Можно было бы подумать, что человек, с которым обращались так жестоко, потеряет всякое доверие к окружающим, закроется. Но это противоречило бы характеру Евы. Ее нельзя было назвать мягкой – она служила сержант-майором в израильский армии, и иногда ее поведение это выдавало. Но она была невероятно добродушной, и двери ее музея и группы поддержки были открыты для всех (кроме молодежи в рваных джинсах – эта мода всегда ее раздражала).
Ее список жизненных уроков продолжал расти, к версии, указанной в эпилоге, прибавилось немало пунктов. Один из пунктов гласил: «Будь собой, но будь лучшей версией себя».
Ева и сама следовала этому совету. Она четко понимала, кто она такая – от возраста, пола, религии и происхождения до фирменного синего костюма, неприязни к рваным джинсам, любви к куриным наггетсам из «Макдональдса» и нелюбви к дорогим ресторанам. Она так и не перекрыла татуировку и не пыталась ее прятать, наоборот – она использовала татуировку, чтобы завязать разговор, будь то с посетителями музея или официантами, бортпроводниками или оказавшимися рядом пассажирами. Ей не казалось, что бывают моменты, когда рассказать, что она пережила Освенцим и простила нацистов, может быть неуместно. Она всегда страстно отстаивала свое право быть собой и делать то, во что верит, в этом суть всех ее достижений. Она не прекратила говорить о Холокосте, о своем прощении нацистов даже после негативной реакции. Искренность была ее очередным притягательным качеством, особенно для молодежи.
Но самым неожиданным качеством Евы было ее чувство юмора. Ева от природы умела отлично шутить, и с умом этим пользовалась. Холокост – тема очень печальная и мрачная, которую всегда тяжело обсуждать. Ева использовала юмор (как и одежду), чтобы помочь окружающим расслабиться, чтобы они не боялись задавать вопросы, вести разговор; так она показывала, что ей комфортно рассказывать как о тяжелых, так и о светлых вещах из прошлого.
У Алекса Кора, сына Евы, много историй о мамином чувстве юмора. В 1984 году Ева решила поехать в Освенцим одна. Близкие очень переживали, считая дальнее путешествие в одиночку опасным, но Еву это не остановило, и она улетела. В итоге все прошло хорошо, и Ева заказала Алексу и Рине худи: спереди была фотография Евы и Мириам в день освобождения, а сзади надпись: «Моя мать пережила Освенцим, а мне досталось только это жалкое худи».

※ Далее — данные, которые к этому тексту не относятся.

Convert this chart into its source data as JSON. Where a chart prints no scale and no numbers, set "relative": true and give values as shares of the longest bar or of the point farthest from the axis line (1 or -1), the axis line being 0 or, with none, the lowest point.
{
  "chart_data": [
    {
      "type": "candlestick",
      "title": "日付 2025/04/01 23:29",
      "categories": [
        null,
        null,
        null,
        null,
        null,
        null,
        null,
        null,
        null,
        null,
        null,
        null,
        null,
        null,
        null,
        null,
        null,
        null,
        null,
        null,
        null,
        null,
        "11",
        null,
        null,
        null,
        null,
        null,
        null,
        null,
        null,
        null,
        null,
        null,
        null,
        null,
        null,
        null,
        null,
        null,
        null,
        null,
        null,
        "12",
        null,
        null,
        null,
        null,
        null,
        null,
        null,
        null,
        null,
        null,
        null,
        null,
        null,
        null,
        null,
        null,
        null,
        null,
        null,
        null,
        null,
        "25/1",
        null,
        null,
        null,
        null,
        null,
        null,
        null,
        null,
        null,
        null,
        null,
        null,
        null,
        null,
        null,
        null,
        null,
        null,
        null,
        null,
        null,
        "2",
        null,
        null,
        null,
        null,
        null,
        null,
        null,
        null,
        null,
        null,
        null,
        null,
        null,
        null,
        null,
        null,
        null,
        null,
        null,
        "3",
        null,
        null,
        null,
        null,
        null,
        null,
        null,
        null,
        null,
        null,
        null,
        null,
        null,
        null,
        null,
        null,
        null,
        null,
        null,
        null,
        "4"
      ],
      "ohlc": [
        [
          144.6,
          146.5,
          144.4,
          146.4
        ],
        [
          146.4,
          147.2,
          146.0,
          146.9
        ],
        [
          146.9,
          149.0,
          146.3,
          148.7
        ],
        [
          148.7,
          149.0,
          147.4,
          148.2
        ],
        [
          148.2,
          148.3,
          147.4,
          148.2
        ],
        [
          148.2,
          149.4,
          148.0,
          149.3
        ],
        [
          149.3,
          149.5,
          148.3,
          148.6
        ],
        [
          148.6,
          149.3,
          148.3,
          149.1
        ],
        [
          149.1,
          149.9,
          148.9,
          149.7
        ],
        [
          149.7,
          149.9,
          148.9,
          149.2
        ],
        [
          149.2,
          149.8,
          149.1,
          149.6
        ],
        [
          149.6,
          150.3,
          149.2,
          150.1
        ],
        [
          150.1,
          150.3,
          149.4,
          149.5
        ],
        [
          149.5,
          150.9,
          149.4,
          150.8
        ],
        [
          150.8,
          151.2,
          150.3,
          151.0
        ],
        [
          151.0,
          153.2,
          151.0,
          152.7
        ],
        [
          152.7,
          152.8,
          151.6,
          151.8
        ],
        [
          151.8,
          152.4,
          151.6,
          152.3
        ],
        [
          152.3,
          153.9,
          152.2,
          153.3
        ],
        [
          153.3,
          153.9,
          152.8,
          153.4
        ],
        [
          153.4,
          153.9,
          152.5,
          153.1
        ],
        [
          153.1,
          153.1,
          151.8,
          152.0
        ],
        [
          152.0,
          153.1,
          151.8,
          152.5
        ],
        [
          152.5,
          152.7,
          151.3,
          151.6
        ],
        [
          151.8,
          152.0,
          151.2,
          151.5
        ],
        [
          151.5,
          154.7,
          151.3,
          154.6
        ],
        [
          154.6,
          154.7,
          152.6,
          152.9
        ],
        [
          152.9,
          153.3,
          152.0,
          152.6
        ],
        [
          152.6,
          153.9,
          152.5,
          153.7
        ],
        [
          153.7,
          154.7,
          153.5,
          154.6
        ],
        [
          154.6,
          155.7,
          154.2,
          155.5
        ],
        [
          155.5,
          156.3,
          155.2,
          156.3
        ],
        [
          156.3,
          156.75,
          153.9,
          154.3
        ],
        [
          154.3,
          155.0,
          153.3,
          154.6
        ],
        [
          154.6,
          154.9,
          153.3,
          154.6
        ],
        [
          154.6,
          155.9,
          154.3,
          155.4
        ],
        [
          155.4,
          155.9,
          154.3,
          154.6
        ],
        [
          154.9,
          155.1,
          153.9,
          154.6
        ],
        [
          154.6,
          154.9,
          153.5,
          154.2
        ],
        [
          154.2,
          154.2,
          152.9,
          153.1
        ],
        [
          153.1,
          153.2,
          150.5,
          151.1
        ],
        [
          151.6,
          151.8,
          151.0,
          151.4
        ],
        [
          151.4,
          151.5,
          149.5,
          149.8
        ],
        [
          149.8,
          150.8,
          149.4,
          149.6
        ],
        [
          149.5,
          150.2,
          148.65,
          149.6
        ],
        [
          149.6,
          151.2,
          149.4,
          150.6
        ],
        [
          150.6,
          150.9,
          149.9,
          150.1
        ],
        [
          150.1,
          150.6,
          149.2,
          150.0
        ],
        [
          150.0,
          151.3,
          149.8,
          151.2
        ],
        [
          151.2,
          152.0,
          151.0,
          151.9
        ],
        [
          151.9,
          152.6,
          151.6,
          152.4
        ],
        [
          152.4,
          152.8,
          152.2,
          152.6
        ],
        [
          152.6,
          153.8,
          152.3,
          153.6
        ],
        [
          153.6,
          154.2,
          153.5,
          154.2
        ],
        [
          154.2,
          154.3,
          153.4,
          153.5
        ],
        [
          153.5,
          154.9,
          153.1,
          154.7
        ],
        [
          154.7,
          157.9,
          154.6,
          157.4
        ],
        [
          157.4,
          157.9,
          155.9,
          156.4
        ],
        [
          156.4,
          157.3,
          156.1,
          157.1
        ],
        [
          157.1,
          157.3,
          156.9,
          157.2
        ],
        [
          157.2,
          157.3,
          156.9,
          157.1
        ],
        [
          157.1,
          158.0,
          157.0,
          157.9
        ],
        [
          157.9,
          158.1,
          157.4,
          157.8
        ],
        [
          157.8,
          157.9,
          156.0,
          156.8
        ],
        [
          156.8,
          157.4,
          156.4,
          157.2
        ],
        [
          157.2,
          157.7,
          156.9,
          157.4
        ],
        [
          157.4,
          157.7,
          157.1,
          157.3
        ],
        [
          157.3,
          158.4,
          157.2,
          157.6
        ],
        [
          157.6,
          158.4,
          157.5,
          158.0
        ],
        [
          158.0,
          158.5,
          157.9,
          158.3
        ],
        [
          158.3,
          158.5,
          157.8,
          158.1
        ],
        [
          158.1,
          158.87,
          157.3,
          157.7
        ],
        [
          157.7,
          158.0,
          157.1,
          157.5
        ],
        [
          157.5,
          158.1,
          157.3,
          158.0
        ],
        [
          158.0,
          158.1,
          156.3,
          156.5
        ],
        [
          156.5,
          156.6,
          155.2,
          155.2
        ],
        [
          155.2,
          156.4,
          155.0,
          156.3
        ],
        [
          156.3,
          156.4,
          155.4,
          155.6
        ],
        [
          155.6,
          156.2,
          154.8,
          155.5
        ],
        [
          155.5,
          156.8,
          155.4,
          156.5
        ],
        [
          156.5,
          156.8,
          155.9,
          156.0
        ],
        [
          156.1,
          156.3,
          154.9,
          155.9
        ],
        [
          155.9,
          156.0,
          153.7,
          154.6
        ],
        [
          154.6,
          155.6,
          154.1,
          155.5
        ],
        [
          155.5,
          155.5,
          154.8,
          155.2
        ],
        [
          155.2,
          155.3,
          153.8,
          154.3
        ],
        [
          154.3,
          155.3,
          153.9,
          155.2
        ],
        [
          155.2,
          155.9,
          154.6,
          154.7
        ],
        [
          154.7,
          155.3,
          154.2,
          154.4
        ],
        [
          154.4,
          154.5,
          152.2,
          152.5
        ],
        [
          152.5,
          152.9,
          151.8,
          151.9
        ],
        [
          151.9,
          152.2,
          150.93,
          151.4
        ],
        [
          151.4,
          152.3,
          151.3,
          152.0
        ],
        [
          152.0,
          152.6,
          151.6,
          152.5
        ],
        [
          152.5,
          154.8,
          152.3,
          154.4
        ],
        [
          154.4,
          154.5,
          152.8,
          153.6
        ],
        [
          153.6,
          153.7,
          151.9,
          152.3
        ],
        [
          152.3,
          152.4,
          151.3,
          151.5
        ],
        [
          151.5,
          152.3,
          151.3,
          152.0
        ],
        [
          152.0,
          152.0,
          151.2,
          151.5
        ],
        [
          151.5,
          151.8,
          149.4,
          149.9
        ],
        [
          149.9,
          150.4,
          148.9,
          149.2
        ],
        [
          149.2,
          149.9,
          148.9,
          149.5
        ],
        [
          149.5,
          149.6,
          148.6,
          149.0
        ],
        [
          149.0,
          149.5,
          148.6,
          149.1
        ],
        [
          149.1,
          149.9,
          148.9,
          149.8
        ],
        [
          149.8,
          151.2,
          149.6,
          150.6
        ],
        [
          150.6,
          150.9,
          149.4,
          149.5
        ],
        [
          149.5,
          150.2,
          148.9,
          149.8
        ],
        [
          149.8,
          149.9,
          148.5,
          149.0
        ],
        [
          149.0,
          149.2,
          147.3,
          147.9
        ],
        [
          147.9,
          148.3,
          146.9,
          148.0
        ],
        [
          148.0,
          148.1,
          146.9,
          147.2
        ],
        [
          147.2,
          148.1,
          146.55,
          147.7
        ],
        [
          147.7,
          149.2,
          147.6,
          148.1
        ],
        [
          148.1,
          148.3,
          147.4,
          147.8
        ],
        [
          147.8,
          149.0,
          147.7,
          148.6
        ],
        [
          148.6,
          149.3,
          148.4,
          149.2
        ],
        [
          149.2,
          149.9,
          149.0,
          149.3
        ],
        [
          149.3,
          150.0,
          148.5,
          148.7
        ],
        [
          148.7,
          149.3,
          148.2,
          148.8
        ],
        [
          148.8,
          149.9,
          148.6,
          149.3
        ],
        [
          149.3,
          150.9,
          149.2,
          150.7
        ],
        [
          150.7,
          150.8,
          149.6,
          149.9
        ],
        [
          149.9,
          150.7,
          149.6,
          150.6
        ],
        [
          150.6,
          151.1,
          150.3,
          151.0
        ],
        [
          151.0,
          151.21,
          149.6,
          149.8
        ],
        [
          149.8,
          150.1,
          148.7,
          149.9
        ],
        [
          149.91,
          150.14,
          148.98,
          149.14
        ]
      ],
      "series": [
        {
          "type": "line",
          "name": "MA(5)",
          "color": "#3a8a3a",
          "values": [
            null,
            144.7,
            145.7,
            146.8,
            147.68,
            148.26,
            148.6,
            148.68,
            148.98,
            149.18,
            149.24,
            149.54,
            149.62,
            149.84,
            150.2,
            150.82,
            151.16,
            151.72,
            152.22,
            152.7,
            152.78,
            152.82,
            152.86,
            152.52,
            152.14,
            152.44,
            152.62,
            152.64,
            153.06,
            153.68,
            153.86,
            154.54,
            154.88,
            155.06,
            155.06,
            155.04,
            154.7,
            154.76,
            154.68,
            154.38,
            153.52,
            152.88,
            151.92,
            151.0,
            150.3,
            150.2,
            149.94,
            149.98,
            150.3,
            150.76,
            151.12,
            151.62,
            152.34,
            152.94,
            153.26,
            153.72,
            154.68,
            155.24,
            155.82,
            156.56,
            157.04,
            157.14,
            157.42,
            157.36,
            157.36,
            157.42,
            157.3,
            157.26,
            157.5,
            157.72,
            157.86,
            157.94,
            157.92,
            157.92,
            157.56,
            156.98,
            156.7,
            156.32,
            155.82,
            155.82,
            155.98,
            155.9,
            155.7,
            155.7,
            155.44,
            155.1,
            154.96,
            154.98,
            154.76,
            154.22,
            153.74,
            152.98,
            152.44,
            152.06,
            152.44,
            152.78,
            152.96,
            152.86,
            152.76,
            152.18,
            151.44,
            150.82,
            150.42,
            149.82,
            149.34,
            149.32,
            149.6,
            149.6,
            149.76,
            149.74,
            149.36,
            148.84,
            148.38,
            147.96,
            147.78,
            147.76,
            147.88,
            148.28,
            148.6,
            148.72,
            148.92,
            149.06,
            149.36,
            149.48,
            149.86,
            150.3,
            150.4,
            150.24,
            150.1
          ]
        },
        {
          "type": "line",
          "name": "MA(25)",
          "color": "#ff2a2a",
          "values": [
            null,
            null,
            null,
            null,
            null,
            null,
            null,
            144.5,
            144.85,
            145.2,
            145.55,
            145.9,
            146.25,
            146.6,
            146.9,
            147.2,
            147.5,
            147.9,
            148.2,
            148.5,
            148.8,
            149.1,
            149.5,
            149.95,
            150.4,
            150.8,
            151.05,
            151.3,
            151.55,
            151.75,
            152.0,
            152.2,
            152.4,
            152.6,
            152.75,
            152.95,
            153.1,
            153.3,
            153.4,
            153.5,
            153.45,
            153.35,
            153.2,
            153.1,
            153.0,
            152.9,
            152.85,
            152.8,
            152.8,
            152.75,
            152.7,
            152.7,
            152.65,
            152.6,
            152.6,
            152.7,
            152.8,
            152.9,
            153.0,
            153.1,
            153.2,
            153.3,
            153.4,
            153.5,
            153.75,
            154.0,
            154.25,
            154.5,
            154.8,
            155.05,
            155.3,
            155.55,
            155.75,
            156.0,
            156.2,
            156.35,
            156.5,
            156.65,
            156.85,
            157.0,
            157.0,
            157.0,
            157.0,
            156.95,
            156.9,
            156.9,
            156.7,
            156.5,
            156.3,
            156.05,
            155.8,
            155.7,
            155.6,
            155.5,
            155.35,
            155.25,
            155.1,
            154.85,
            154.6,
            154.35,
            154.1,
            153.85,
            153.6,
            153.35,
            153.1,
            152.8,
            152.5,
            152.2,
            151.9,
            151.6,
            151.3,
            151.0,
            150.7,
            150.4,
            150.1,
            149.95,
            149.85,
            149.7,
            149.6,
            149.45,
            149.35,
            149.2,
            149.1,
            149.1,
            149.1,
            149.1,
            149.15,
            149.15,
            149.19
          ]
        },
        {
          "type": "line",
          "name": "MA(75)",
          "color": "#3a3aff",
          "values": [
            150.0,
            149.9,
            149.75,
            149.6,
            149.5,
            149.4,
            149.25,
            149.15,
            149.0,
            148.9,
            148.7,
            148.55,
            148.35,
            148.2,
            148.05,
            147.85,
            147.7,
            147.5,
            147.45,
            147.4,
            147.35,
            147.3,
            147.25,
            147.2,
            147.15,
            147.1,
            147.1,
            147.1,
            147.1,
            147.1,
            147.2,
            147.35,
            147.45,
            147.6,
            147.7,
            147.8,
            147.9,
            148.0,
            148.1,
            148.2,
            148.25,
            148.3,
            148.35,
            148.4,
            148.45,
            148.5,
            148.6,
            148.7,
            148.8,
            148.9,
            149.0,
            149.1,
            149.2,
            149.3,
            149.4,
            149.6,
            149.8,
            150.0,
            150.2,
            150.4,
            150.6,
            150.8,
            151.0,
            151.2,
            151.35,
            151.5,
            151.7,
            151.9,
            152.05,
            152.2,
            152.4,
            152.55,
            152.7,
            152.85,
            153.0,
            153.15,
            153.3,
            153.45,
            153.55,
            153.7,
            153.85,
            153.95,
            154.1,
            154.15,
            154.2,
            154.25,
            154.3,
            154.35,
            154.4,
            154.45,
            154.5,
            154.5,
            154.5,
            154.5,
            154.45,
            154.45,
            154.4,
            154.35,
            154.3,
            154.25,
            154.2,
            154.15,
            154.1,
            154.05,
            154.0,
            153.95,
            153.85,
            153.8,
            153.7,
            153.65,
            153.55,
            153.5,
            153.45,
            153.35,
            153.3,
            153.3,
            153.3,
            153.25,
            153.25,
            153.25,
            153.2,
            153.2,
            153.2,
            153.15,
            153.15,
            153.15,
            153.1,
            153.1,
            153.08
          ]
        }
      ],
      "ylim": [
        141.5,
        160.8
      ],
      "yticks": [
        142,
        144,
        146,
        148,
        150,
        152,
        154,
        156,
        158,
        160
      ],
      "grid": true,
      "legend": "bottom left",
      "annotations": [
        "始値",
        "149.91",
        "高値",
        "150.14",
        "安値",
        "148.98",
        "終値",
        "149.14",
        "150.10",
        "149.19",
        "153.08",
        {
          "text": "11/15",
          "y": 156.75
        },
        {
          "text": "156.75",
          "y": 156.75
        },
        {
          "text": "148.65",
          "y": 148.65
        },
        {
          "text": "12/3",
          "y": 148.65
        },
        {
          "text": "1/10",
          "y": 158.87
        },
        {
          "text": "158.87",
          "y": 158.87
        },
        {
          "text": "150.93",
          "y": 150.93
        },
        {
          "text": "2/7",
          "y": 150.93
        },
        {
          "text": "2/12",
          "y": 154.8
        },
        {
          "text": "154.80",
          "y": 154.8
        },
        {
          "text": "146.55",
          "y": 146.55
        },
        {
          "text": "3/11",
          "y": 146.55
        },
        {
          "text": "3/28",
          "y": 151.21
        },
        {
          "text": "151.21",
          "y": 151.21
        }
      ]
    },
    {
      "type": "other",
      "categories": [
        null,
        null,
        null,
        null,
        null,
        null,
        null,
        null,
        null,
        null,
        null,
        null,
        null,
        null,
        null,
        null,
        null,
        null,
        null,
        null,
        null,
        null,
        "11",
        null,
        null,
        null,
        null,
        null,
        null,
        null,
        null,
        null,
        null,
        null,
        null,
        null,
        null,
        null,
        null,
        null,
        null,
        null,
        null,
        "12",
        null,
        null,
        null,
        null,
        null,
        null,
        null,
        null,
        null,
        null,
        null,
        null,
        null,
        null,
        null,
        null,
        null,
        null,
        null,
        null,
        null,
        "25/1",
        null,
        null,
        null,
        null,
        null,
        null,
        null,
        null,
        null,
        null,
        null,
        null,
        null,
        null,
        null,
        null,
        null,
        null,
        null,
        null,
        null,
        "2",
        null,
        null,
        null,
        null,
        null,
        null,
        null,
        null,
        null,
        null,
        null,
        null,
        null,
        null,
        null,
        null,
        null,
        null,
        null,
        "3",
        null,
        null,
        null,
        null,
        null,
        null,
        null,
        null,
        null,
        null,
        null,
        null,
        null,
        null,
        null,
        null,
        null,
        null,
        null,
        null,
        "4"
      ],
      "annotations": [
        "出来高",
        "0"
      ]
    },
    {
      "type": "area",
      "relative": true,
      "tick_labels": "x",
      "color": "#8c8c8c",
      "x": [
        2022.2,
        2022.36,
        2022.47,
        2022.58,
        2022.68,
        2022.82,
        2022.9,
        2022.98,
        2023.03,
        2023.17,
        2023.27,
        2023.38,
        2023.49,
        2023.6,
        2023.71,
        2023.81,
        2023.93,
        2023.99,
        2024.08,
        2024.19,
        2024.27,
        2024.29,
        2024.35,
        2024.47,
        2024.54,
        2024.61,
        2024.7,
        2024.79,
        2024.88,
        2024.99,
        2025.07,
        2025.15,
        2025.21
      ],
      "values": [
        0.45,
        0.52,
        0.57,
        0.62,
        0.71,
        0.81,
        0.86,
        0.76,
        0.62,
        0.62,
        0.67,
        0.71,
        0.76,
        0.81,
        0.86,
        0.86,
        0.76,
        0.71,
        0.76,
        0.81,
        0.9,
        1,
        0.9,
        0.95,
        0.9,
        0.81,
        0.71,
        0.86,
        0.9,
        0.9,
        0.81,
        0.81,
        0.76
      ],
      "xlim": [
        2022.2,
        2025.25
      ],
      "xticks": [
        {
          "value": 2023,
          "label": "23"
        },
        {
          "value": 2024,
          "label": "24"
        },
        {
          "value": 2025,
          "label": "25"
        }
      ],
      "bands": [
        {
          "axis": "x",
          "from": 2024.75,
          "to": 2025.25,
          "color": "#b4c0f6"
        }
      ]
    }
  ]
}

В пятидесятую годовщину освобождения Ева с группой поехали о Освенцим, и Алекс к ним присоединился. По прибытии Еве сказали, что им не хватает каких-то документов на автобус, поэтому их экскурсию не пропустят. Ева вышла вперед, закатала рукав, указала на татуировку и сказала:
– Как это получается: пятьдесят лет назад меня отсюда не выпускали, а теперь не впускают?
Их впустили.
Как человек, переживший Освенцим, мог шутить о Холокосте? Только простив каждого, кто сделал больно, и эмоционально исцелившись. Жители Терре-Хота рассказывают, что Ева казалась злой и раздражительной, прежде чем пришла к прощению. После она очень сильно изменилась, в этом соглашались все.